There is a tendency — this is recognised in agreements with representative bodies — to confine promotion positions. That is not healthy in the long term. We should welcome diversity of experience and we should encourage people from outside the public sector to avail of promotion opportunities in the public service. If we are talking about modernising our public service and making the recruitment and appointments system better, we must start rolling back these approaches. I know they have figured in some of the social partnership discussions over the years.
There have been suggestions that some changes would be made to established practices. However, the Oireachtas needs to inject some urgency into this issue. We should provide that such principles and codes of practice are set out and applied rigorously by those holding promotion positions within any public service body. That would open up the candidacy of other people who are worthy of consideration. This is the one opportunity the Oireachtas will probably get for decades to make a serious effort to change this. Once the Bill is passed, it will be an internal matter between the Minister and the different representative bodies. We will not have the opportunity to do anything then.

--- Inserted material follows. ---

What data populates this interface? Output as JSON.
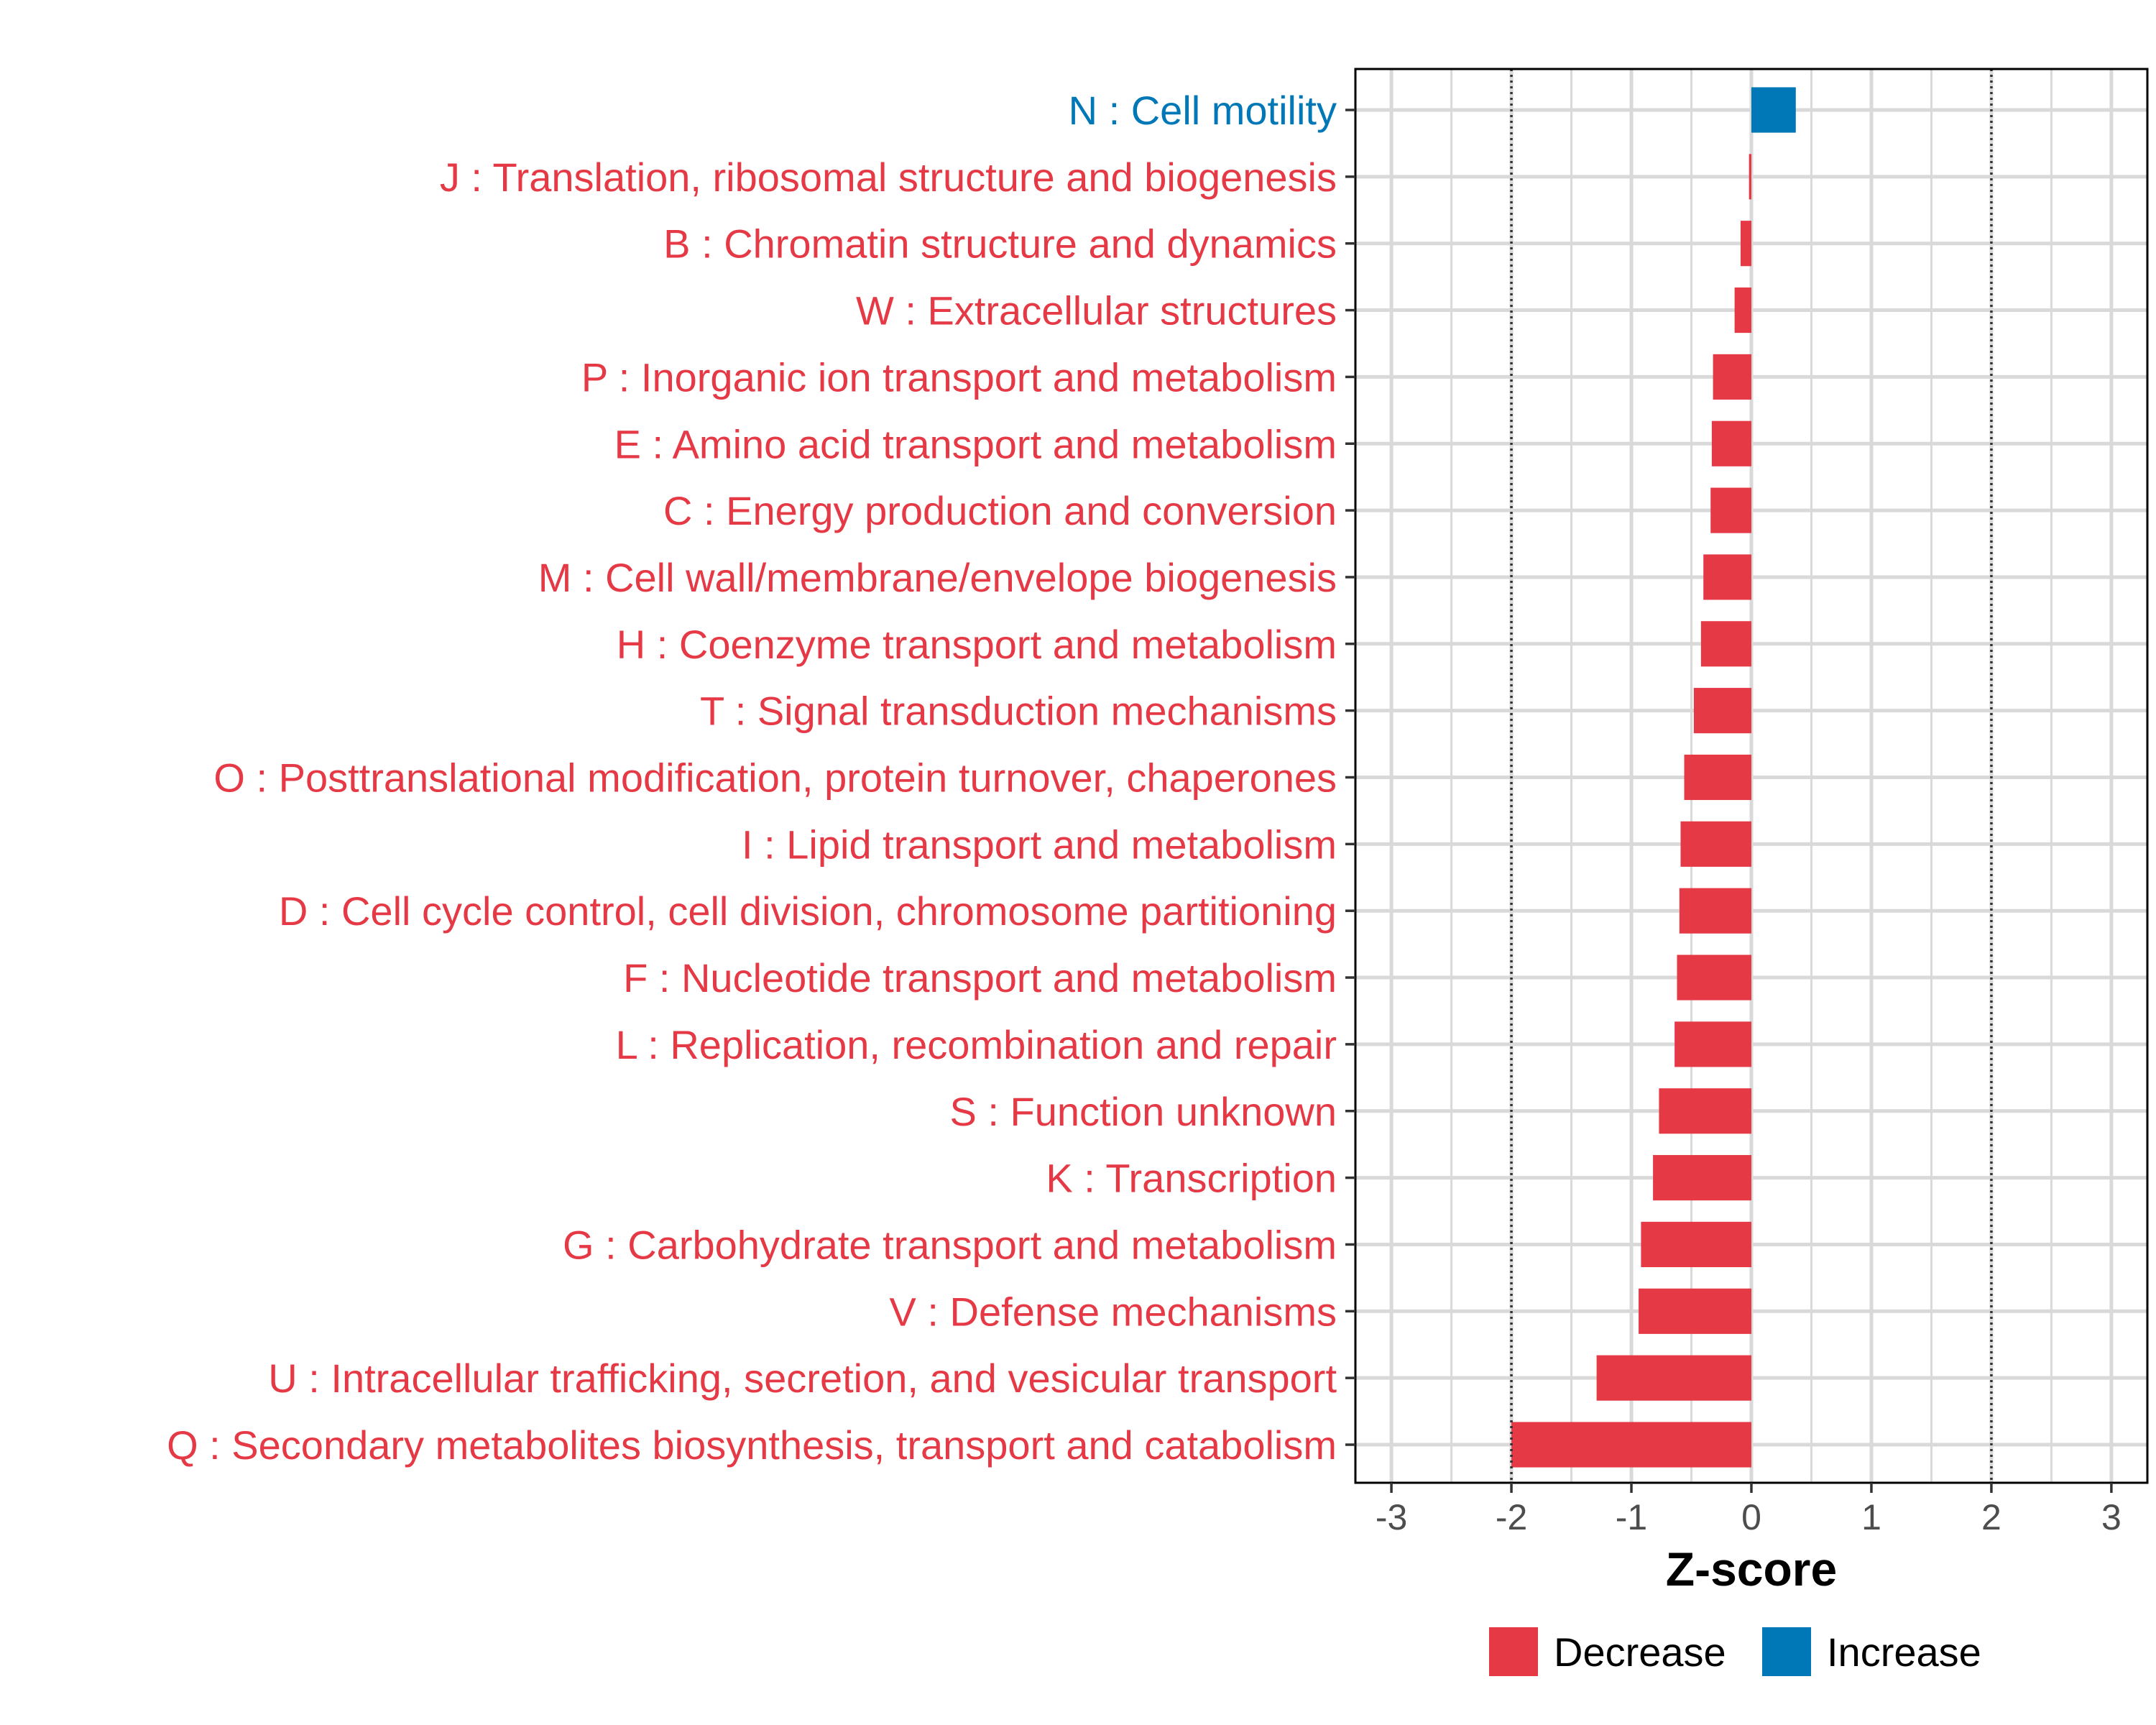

Even if the Minister does not accept the amendment, I hope he gives a firm indication that a series of orders will be introduced to include promotion. I do not see any such momentum in the discussions. It seems the Government has it on a wish list, but there does not seem to be any serious ministerial commitment to it. I have not heard any statement by the Ministers dealing with this Bill which suggests they are ambitious to see rapid change in this area. I do not know if the Minister of State will change that today.